Australia would undertake to consider providing finance, possibly partly related to Australian supplies of flour or other commodities, up to a total of 10 million sterling in 1951/52 subject to—

(a) a contribution by United Kingdom beyond the release of sterling balances at the normal rate (perhaps a supplementary credit or grant);

(b) a substantial United States contribution;

(c) subsequent decision by Australia, after consultations, as to which countries should receive direct Australian assistance;

(d) the specification that Australian assistance would probably be in the form of credit (but leaving open the possibility that a small proportion might be in the form of grants e.g. of flour to reduce the average price);

(e) the report being subject to approval by the Government.

15. I believe that an early indication of Australia's willingness to contribute along the foregoing lines is essential if we are to carry to success the initiative we have taken. Indeed, I should like you to authorise me, while I am still in London (i.e. before Sunday) to indicate to other Delegations the general order of size of the contribution which I am recommending to the Government. Otherwise it will be impossible for each Government to be apprised of the limits to which others may decide to go. The Canadians, e.g., [say they] are hopeful that their Government will make a contribution related as always to the size of the United States contribution but they want from us a lead as to what we intend to do.

16. I believe that the prospects of inducing and assisting the United States Administration to make a substantial contribution with all the ensuing economic and political advantages fully justify the recommendation I have made and I should be most grateful if you would consider it with other Ministers as soon as possible.

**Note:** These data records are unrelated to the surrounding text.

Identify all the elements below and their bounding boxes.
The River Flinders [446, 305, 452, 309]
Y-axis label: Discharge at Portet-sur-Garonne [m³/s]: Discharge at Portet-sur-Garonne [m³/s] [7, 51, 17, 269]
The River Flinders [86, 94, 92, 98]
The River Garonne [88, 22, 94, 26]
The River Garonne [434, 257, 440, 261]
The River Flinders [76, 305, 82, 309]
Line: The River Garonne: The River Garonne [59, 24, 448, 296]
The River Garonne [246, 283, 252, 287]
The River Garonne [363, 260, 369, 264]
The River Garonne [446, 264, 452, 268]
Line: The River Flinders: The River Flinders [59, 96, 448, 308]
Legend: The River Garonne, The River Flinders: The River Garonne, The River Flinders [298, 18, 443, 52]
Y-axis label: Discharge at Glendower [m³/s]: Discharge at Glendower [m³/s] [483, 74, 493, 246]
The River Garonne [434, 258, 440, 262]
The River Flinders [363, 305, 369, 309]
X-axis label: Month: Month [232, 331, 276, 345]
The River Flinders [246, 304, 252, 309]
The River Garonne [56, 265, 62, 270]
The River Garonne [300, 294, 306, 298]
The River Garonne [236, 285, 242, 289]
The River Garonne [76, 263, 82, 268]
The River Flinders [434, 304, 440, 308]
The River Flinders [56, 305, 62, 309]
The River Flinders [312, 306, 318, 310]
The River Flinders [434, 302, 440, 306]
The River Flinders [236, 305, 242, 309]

[NAA: A3320, 3/4/2/1 part 2]

1 Document 104.

2 On 5 June 1947, Marshall delivered a speech at Harvard University outlining a proposal for a plan to rehabilitate and reconstruct Europe and inviting European countries to assess the 'requirements of the situation and the part those countries themselves will take in order to give proper effect to whatever action might be taken by [the US] Government'. See Department of State, Bulletin, vol. XVI, 1947, pp. 1159.

3 Words in square brackets and those following are inserted by hand.